Nonetheless, how they did it—what exactly TSMC and OmniVision jointly developed to make this happen—remains a mystery.

OmniVision executives declined to offer specifics, either on its newly developed technology or on business arrangements. For example, will the newly developed process technology at TSMC become available for other CMOS image sensor vendors? OmniVision would not say.

OmniVision's Hepp characterised what OmniVision and TSMC have developed as "process tweaks" rather than a new process technology. Such tweaks include "grinding silicon," because the thickness of a typical silicon wafer needs to be thinned considerably in order to absorb the photons in the sensitive area, and "optimisation of tools," explained Hepp.

Future Image's Henning said that OmniVision was no more forthright with him or anyone else outside the company on details of their invention. "I suspect that it really boils down to a series of small steps that resulted in a cumulative improvement sufficient to allow them to commercialise their implementation," he said.

But why such secrecy?

Henning speculated: "I would be willing to wager that many of the process tweaks are not covered by patents or other IP protection and are, in theory, available to anyone willing to invest the time and expense necessary to develop them. That's no doubt why OmniVision is unwilling to be more specific about what these tweaks are."

It remains unclear who else might be working on BSI-based CMOS image sensors today and what progress they might have made.

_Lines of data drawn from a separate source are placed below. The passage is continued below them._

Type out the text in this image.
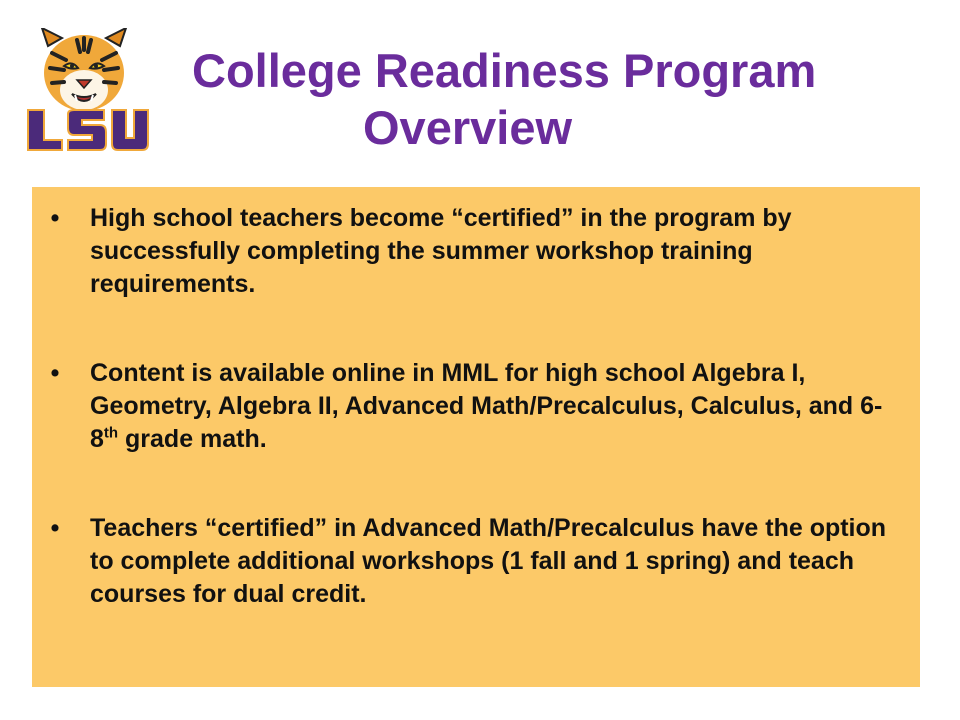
College Readiness Program
Overview
• High school teachers become “certified” in the program by successfully completing the summer workshop training requirements.
• Content is available online in MML for high school Algebra I, Geometry, Algebra II, Advanced Math/Precalculus, Calculus, and 6-8th grade math.
• Teachers “certified” in Advanced Math/Precalculus have the option to complete additional workshops (1 fall and 1 spring) and teach courses for dual credit.
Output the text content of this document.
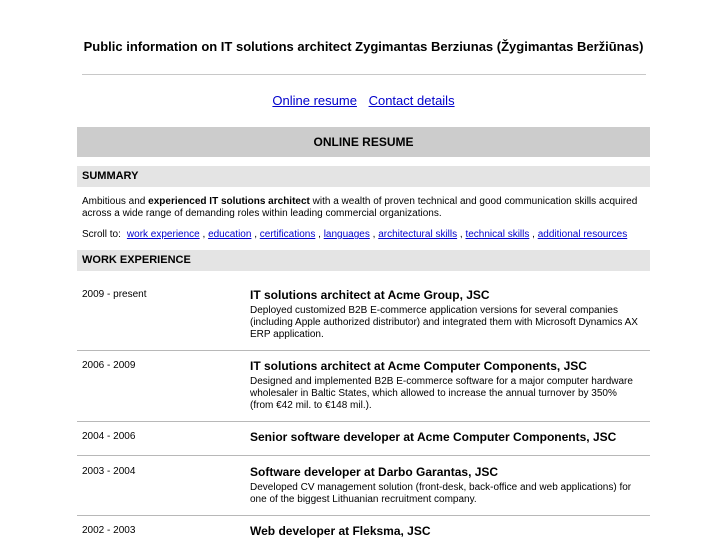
Public information on IT solutions architect Zygimantas Berziunas (Žygimantas Beržiūnas)
Online resume Contact details
ONLINE RESUME
SUMMARY
Ambitious and experienced IT solutions architect with a wealth of proven technical and good communication skills acquired across a wide range of demanding roles within leading commercial organizations.
Scroll to: work experience , education , certifications , languages , architectural skills , technical skills , additional resources
WORK EXPERIENCE
2009 - present	IT solutions architect at Acme Group, JSC
Deployed customized B2B E-commerce application versions for several companies (including Apple authorized distributor) and integrated them with Microsoft Dynamics AX ERP application.
2006 - 2009	IT solutions architect at Acme Computer Components, JSC
Designed and implemented B2B E-commerce software for a major computer hardware wholesaler in Baltic States, which allowed to increase the annual turnover by 350% (from €42 mil. to €148 mil.).
2004 - 2006	Senior software developer at Acme Computer Components, JSC
2003 - 2004	Software developer at Darbo Garantas, JSC
Developed CV management solution (front-desk, back-office and web applications) for one of the biggest Lithuanian recruitment company.
2002 - 2003	Web developer at Fleksma, JSC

Reportedly, MagnaChip earlier this year at the Mobile World Congress in Barcelona showed off new mobile phone camera sensor technologies, including backside illumination. The technology demo, however, was said to have been limited to only black and white. Industry analysts suggest that Kodak and Micron (now Aptnia) may be also working on BSI.

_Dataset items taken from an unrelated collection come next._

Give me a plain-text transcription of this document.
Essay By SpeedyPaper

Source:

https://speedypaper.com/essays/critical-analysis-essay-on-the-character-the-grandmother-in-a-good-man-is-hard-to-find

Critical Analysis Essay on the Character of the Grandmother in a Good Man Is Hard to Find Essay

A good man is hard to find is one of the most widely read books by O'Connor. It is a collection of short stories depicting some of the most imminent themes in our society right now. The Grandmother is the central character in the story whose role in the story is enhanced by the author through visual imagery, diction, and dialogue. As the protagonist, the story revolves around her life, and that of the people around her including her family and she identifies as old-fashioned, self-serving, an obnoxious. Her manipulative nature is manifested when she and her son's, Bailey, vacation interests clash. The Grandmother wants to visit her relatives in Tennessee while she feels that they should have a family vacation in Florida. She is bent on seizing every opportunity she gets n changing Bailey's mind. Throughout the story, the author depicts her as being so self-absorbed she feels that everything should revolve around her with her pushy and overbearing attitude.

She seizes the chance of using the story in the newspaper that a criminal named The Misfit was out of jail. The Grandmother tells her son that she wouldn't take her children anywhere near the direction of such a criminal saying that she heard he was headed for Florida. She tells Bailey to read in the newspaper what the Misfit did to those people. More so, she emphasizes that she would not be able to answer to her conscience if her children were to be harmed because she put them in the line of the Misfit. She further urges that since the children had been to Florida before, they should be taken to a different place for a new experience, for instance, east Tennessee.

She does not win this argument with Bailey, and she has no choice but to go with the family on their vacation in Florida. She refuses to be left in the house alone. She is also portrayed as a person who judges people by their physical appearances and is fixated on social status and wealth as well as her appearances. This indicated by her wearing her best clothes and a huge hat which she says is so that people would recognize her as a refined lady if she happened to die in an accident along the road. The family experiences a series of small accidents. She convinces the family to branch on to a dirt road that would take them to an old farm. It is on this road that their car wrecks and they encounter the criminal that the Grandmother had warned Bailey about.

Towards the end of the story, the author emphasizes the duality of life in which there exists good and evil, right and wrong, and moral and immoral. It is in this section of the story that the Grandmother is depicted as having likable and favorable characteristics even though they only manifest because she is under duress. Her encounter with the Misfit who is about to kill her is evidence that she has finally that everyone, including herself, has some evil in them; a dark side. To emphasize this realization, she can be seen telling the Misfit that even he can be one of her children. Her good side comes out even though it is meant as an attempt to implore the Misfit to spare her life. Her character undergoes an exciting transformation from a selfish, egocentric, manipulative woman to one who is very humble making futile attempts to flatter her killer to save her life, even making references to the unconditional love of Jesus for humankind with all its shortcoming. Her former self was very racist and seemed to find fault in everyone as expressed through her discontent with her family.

Competing technologies to help reduce pixel size
Of course, BSI is not the only way to skin this particular cat. Last June, Kodak, for example, unveiled a new colour-filter technology, which almost doubles the sensitivity to light of the image sensor. It adds panchromatic pixels to the red, green and blue elements of the colour filter array.

Henning adds Tessera among developers of BSI alternatives. Tessera has built "a strong technology portfolio in this space by acquiring a variety of companies," he said. "Their packaging technologies (from Shellcase and Digital Optics ) enable wafer-level cameras (smaller, cheaper)."

How heavily will OmniVision's OmniBSI affect CMOS image market competition?

iSuppli remains cautious. Pokharna said, "We feel it will not address the mass market right from the start because of the cost." However, "This technology at least in the near future will make some inroads in the high-end camera space where low light detection will be important, and where you need the ability to take better images in spite of shorter exposure times," added iSuppli.

OmniVision is not yet unveiling the price of its upcoming 8Megapixel product using BSI.

But with the OmniBSI architecture, the company claims that it's ready to take on the most advanced pixel size this summer. OmniVision is building a 1.4 micron BSI pixel that "surpasses all the performance metrics of 1.4 micron, and even most 1.75 micron front side illumination pixels," according to the company.

1.75 micron is the state of the art of pixel size on the CMOS image sensor market today. By this summer, 1.4 micron pixel technology should be in production, according to iSuppli.

OmniVision believes BSI will become an even more important differentiator in the future. Today, OmniVision can continue to use TSMC's proven 110nm process technology, at a time when front side illumination (FSI) pixel technology would require a migration to 65nm process technologies. This is because when one moves FSI pixel architecture down to 1.4 micron or below, metal lines and transistors are driving the aperture of the pixel close to the wavelength of light, its physical limit, according to OmniVision.

"Our advantage [in using BSI] is in that we can continue to utilise older process technologies in a fab, while still creating a CMOS image sensor with a smaller pixel size," said Hepp.

OmniVision last year became the largest CMOS image sensor manufacturer with a 19 per cent share. Micron lost the helm, moving down to third place at 16.1 per cent, according to iSuppli.